The Windows problem is caused by requiring US format dates as set in the Regional controls in Control Panel: switch from whatever you have (which is probably day/month/year) to month/day/year and it works like a charm. I learnt this after reading your post and searching a lot, and finally found a page from a Brazilian site which (once Google translated it for me) made it all clear:

By the way, tip of Uncle Filthy who to buy or to lower Complete New Yorker and to find problems to use the installed program after: case you receives a long message from error starting for “System.FormatException: String was not recognized the a valid DateTime “, is alone to go Regional the Panel Control > and Language Options > Customize > Date, in the Windows, and to modify the standard of date for mês/dia/ano or ano/mês day, and not dia/mês/ano it usually used by the Brazilians.

So hat’s off to Uncle Filthy.

I make no comment about the rest of what you say.

Posted by: Found elsewhere on the net at October 18, 2005 02:52 AM

Duh. You bought the $100 version. Next year the $500 version comes out with just raw PDFs on the discs.

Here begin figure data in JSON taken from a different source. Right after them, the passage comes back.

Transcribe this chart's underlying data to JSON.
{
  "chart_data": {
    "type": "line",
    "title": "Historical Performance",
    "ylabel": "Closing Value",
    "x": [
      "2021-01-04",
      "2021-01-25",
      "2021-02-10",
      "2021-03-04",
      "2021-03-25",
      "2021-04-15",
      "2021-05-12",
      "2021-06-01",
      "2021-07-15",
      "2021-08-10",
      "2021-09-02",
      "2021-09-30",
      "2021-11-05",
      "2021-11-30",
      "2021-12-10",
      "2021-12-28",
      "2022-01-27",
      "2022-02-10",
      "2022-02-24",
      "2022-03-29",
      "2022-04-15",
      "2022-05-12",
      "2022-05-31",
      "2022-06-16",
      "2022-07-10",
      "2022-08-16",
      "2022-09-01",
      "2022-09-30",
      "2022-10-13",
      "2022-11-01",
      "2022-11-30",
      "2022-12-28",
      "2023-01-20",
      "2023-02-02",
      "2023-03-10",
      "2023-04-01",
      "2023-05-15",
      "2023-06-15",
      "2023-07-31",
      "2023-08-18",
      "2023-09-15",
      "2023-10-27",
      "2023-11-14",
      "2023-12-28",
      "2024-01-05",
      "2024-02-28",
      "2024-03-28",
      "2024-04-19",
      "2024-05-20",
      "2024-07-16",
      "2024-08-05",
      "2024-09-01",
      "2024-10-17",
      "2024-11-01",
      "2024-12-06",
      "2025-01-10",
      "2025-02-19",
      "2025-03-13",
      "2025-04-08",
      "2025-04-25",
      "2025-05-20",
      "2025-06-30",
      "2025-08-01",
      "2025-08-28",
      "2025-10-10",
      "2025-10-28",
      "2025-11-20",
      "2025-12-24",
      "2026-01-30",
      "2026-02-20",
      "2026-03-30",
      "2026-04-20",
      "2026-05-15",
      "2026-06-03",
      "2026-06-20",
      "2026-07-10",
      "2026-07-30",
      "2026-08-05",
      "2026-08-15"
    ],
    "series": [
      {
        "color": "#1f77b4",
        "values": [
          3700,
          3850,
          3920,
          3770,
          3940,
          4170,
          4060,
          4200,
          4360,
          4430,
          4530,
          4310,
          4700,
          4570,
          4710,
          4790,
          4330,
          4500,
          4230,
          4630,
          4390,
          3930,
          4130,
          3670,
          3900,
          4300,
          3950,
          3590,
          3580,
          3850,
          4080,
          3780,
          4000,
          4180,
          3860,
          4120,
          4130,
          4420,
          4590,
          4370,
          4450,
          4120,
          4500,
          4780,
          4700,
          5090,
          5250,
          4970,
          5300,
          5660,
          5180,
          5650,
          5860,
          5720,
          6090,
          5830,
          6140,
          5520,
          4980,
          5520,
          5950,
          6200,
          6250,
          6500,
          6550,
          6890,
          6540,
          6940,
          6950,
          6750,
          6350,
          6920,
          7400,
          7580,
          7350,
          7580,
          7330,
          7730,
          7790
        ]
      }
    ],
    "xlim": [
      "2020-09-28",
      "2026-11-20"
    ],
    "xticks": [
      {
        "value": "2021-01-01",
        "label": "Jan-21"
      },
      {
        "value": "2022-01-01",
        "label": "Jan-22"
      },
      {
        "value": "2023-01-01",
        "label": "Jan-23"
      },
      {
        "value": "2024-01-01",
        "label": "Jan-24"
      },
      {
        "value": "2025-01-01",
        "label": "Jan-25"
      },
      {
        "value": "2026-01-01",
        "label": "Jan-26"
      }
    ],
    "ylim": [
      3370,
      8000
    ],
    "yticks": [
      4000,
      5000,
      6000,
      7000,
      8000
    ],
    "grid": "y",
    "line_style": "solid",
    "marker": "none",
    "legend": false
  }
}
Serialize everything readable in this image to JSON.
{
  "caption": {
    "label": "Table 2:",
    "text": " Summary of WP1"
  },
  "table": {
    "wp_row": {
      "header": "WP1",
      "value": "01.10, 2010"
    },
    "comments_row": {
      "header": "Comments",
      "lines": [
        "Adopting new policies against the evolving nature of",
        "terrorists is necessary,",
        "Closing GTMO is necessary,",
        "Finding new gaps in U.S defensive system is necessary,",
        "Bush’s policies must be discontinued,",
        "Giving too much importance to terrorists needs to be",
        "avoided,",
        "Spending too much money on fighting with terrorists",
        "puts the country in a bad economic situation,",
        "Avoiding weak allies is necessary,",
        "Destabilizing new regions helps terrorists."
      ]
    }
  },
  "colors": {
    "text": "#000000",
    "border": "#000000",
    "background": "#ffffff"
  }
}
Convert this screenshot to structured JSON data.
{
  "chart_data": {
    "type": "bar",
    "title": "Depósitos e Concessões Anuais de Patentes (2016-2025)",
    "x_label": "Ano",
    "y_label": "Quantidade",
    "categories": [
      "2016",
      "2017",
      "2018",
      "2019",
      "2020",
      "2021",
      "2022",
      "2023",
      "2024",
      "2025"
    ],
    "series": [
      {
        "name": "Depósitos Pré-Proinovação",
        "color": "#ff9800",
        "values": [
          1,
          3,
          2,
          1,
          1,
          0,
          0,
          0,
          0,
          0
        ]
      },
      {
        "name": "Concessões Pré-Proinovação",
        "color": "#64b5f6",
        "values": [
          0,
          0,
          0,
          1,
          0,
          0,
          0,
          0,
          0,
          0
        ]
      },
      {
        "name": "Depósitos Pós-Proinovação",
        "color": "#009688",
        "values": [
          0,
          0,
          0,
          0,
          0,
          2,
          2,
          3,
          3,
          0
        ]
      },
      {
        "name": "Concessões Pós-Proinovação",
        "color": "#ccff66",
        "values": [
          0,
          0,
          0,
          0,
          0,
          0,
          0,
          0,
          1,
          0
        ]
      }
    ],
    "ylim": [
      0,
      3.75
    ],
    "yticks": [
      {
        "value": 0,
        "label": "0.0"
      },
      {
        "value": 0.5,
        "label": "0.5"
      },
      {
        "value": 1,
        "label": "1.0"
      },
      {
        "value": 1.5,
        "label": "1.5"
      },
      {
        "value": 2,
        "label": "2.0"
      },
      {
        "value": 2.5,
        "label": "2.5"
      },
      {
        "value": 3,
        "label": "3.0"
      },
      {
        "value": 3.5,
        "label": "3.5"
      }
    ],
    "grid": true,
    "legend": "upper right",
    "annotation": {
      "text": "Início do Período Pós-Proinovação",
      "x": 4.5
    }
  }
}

Posted by: Jimmy S at October 18, 2005 12:42 PM

Were you running other applications when you timed out the load times for the program? If you were running as many as it appears you were in your screenshots, that may have easily slowed it down.

Posted by: Ryan at October 18, 2005 06:30 PM

Having a lot of applications running doesn’t really slow the Mac down that much; but I did time the application’s responses after rebooting and with nothing else but basic system processes running.

Posted by: Tino at October 18, 2005 07:03 PM

A shame such an interesting idea has been so crippled by a horrible user interface. To think, somebody had a really good idea of selling every New Yorker issue ever, in a searchable, browseable format. What a treasure of knowledge in one package at a very reasonable price.

And then they made it very difficult to actually use by wrapping it in a disaster of an interface.

One addition annoyance you didn’t mention was that you can’t save time by copying the contents of all the DVDs to your hard drive. I have 300 GB of free space. I ought to be able to install the whole thing to my disk, which would greatly increase speed, and eliminate the horrible annoyance of constantly having to swap discs when moving from issue to issue.

Posted by: Mike Silverman at October 18, 2005 11:46 PM

I got rid of most of the Windows problems by simply hitting “check for updates”. As for the other difficulties — it’s worth putting up with them just to have the text available.

But yes, the folder was certainly designed by a sadist!

Posted by: Mike Hobart at November 1, 2005 12:58 AM

Thanks for this review, it is exactly the sort of information I was looking for. Hey, maybe a whole bunch of Complete New Yorker owners could contribute to a full index (sort of like the Wikipedia project but with real content!) or some other collaborative way to make this resource more useful and usable.